Buchempfehlung
von Ute Rosenhahn-Ohlmeier

In der 2010 veröffentlichten Autobiographie berichtet der Autor von seiner Kindheit und Jugend im Berliner Stadtteil Wedding der 1990er Jahre. Seine Eltern sind persische Juden, die den Iran wegen der dortigen antisemitischen Lage verlassen haben, und darauf hoffen, dass ihre drei Kinder in Deutschland ohne Diskriminierung aufwachsen können. Die Familie ist nicht religiös, das Judentum wird wenig thematisiert, so dass Sharuz sich bis zu seinem 10. Lebensjahr kaum darüber bewusst ist, dass er Jude ist. So freundet er sich in der Schule und auf der Straße vornehmlich mit muslimischen Jungen an, Türken, Araber, Palästinenser, die den Stadtteil dominieren, und die selbstverständlich davon ausgehen, dass er als Iraner Muslim sei.
Dies ist die Ausgangslage für eine Lebensgeschichte, von der man sich im beschaulichen Kassel niemals hätte träumen lassen, dass es so etwas heute und hier, in unserer Hauptstadt nämlich, geben könne. Richard C. Schneider betont im Vorwort:
„Dieser Bericht ist kein Roman, sondern der Versuch, ein Stück deutsche Realität abzubilden, das, was in einem Teil Deutschlands vor sich geht, den man heute neudeutsch als „Parallelgesellschaft“ bezeichnet und ihn damit auf Distanz hält, als nicht wirklich zu Deutschland zugehörig. Doch Wedding, Kreuzberg oder all die anderen „Ausländerghettos“ in der Bundesrepublik sind ein Teil Deutschlands. Und was sich dort abspielt, hat uns zu interessieren, denn die Jugendlichen, die dort aufwachsen, werden in irgendeiner Form Deutschland mitprägen.“ (S.9)
Die Geschichte, die Shalicar erzählt, ist an manchen Stellen schwer erträglich. Wenn ein langjähriger Freund sich von ihm abwendet, weil er plötzlich realisiert, dass er einen Juden vor sich hat – wenn ganz allein durch diese Tatsache ein wertgeschätzter Mensch zu einem Unmenschen, einem verachtenswerten Etwas wird, ja zu einem Feind, dessen Leben nichts wert ist – dann vermittelt dies wenigstens ein Stück weit einen Eindruck der Tragik und Ohnmacht, die der Betroffene fühlen muss. Diesem betroffenen Menschen wird seine Menschlichkeit abgesprochen, Anschläge auf seine Würde verübt – warum? Hat er etwas falsch gemacht? Hat er etwas verbrochen? Nein, er ist nur Jude.

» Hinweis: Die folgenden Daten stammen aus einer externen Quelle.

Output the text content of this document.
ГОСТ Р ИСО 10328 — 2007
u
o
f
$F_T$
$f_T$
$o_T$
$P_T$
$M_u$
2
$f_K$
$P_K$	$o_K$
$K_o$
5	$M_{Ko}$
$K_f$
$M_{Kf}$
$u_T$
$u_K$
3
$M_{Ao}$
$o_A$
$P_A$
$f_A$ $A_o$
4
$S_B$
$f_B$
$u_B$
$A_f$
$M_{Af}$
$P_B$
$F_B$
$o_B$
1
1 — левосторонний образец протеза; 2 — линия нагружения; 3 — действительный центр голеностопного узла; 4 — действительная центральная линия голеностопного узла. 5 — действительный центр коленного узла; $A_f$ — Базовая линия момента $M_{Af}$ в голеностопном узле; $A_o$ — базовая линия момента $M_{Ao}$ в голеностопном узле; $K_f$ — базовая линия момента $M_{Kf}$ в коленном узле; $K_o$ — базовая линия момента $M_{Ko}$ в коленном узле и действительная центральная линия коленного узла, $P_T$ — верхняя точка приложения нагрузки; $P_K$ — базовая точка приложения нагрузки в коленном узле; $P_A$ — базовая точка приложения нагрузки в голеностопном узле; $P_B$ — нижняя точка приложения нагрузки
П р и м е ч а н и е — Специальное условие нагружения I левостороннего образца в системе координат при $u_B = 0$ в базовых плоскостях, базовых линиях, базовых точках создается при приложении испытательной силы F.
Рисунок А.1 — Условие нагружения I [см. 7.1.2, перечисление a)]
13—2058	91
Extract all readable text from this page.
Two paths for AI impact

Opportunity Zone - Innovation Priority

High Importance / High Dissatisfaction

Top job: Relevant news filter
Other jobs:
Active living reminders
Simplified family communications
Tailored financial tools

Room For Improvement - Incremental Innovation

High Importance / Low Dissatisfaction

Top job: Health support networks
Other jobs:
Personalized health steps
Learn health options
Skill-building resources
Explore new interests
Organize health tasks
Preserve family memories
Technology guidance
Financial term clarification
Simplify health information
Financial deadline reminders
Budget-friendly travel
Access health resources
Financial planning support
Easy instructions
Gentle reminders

Shalicars Buch sollte man nicht nur lesen, weil „es uns zu interessieren hat“, in welchen ungeahnten Ausmaßen der islamische Antisemitismus in Deutschland wütet, sondern auch, weil es eine spannende Geschichte ist, wie Shalicar sein Leben trotz aller Widrigkeiten meistert, faszinierend, ihn ein Stück weit auf diesem Weg zu begleiten und mit ihm zu hoffen und den Mut zu behalten.
Das Buch kann ein Anlass sein, für Jugendliche unterschiedlicher Religionen und Herkunft, miteinander ins Gespräch zu kommen, nachdem überhaupt erst einmal ein Problembewusstsein für den „neuen“ Antisemitismus geschaffen wurde, nachdem man – wie Shalicars Eltern – geglaubt hatte, dass nach der Katastrophe des Holocaust gerade in Deutschland eine Art Immunisierung gegen Antisemitismus stattgefunden hätte.
Das Buch ist aber auch ein Appell gegen die Verallgemeinerung von Menschen, die nicht auf den einzelnen Menschen schaut, sondern nur auf äußerliche Merkmale, die ihn einer bestimmten Feindesgruppe zuordnen. Diese allgemeinen Zuordnungen führen immer zu Stigmatisierung und Diskriminierung, sie sind immer falsch, da sie Dialog und Frieden verhindern. So gelten Juden im Iran generell als „unrein“, ja geradezu kontaminiert, so dass keinerlei, auch mittelbare Berührung mit Muslimen stattfinden darf, sonst kann der Jude auch schon einmal ungestraft erschossen werden (vgl. Episode auf einem iranischen Markt). Aber genauso werden selbst unter Juden in Israel Unterschiede zwischen den aschkenasischen und den sephardischen Juden (Minderheit, u.a. im Iran ansässig) gemacht. Die Hoffnungen von Shalicars Großvater, die Diskriminierungen im Iran durch die Einwanderung nach Israel endlich hinter sich zu lassen, wurden dermaßen enttäuscht, dass die Familie wieder zurück in den Iran ging.
Diesen Fehler der Verallgemeinerung, der pauschalen Verurteilung einer ganzen Gruppe von Menschen, möchte Shalicar nicht machen. Trotz schlimmer Erfahrungen mit dem muslimischen Antisemitismus betont er: „Mir wurde klar, dass ich niemals sagen würde, alle Araber seien gegen Juden und man müsse sie deshalb hassen und bekämpfen.“ (S.97) Wie kommt er zu dieser aufgeklärten, geradezu Lessingschen Einstellung? Es ist die Erfahrung mit nur einem Gegenbeispiel, das der faktische Beweis dafür ist, dass nicht alle Muslime Antisemiten sind, nämlich sein Freund und Muslim Husseyn, der sich für ihn einsetzt und ihn beschützt: „Was spielt es für eine Rolle, dass Aron Jude ist? Er ist mein Freund und ich liebe ihn wie meinen Bruder.“ (S.96)
Was Lessings Nathan im Gespräch mit dem christlichen Tempelherrn über „Christ und Jude“ sagt, gilt natürlich auch für den „Muselmann“: „Sind Christ und Jude eher Christ und Jude als Mensch? Ah! wenn ich einen mehr in Euch gefunden hätte, dem es g’nügt ein Mensch zu heißen!“ (V.1310-1313)
So bleibt auch von Shalicars Buch nicht nur die Anklage und die Enthüllung der Missstände zurück, sondern vor allem die Erkenntnis, dass die einzige Chance auf Dialog und Versöhnung im Blick auf den individuellen Menschen liegt und dass Verallgemeinerung und Gruppenzuschreibung Entmenschlichung bedeutet.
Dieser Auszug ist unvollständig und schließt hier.